"They are suckers,” one senior Democratic congressional aide told Politico.
He was speaking of the House Republicans who last week committed to detailed proposals to reduce entitlement spending. President Obama had punted in his budget. Plenty of powerful Republicans were happy to punt right back. Who wants to go first in sketching out risky cuts and controversial changes? But the forces of reform and responsibility in the House GOP caucus, led by Budget chairman Paul Ryan, have prevailed.
And so, when the House GOP releases its 2012 budget in a month or two, it will be a serious one, despite the president’s failure to be serious. As House GOP leaders put it last week, “Our budget will lead where the president has failed, and it will include real entitlement reforms.”
The senior Democratic aide’s further judgment: “They have painted themselves into a corner.”
But of course it’s entitlements that have painted all of us into a corner. It’s a dark and depressing corner, in which politicians cower, citizens duck responsibility, and the nation declines. The Republicans, rising above the normal standards of partisan calculation, are trying to lead us out of that corner. The mainstream media will give them little credit. The Democrats will pummel them.

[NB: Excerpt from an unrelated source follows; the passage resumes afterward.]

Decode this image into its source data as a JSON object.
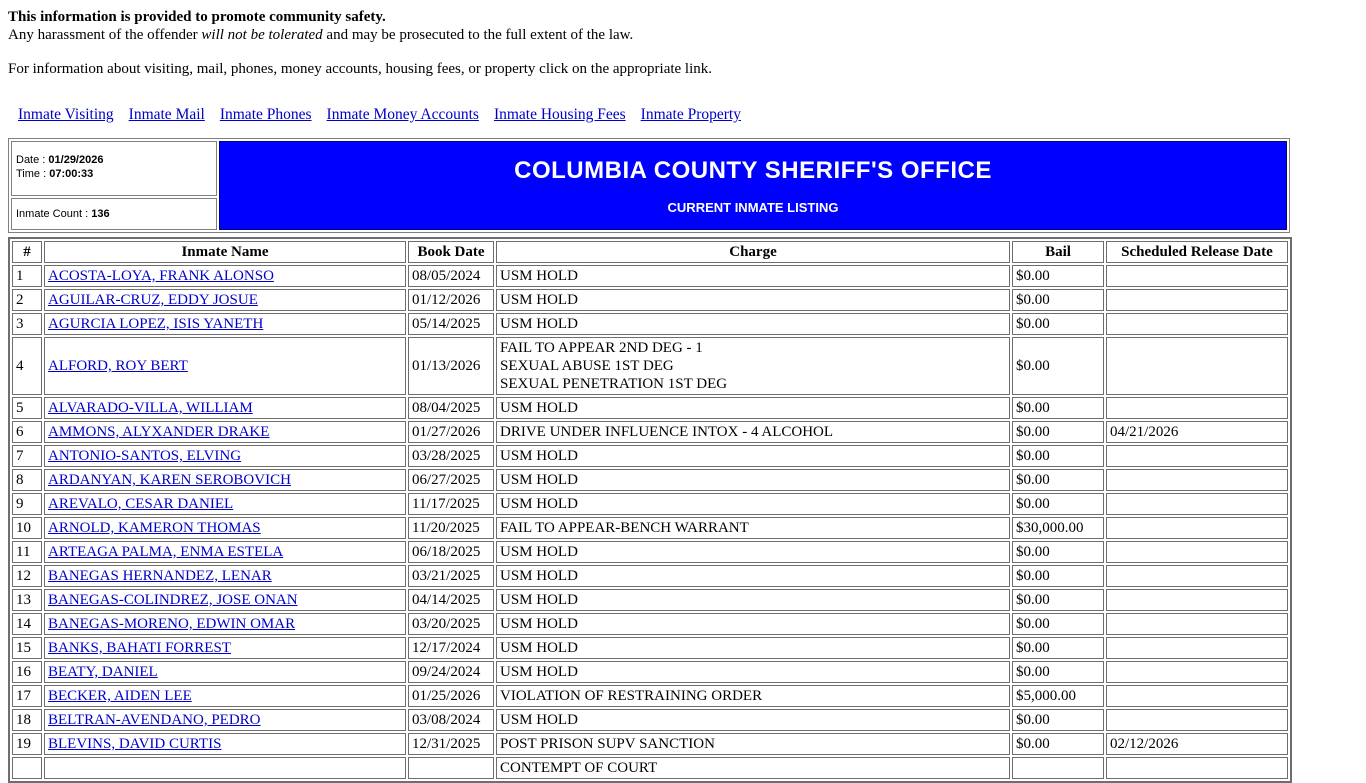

And the question is: Are they suckers?
The answer depends on whether the American people are suckers. If P.T. Barnum is right that “there’s a sucker born every minute,” then the Republicans may pay a price for their courage. And Barnum was certainly a successful businessman.
But who really wants to be the party of P.T. Barnum? Is that a sustainable model for the Democrats? Will young people be attracted to a party that rests on cynicism and exploits fear? There is something, after all, in a modern and forward-looking democracy, to being the party of hope and change.
Even P.T. Barnum couldn’t stick resolutely to cynicism throughout his life. He was repelled by the institution of chattel slavery, and the Kansas-Nebraska Act of 1854 led him to leave the Democrats to join the new Republican party. Elected to the Connecticut legislature in 1865 as a Republican, Barnum participated in the debate over the ratification by his state of the Thirteenth Amendment to the Constitution, abolishing slavery. Speaking to the state legislature, he proclaimed, “A human soul is not to be trifled with. It may inhabit the body of a Chinaman, a Turk, an Arab or a Hottentot—it is still an immortal spirit!”
Surprising words for the most celebrated and successful proprietor in American history of freak shows, circus acts, and oddball hoaxes. But that’s America—an amazing mixture of high purpose and humbug. The Republican party is betting this can be a moment for high purpose. The Republicans are betting the American people will rise to the occasion.
The Democrats will construct halls of horrors, terrifying displays of the carnage wrought by what is in fact a sensible effort to restore limited government and ensure national solvency.
The Democrats and the Obama administration are playing the American people for suckers. We trust they’ll fail.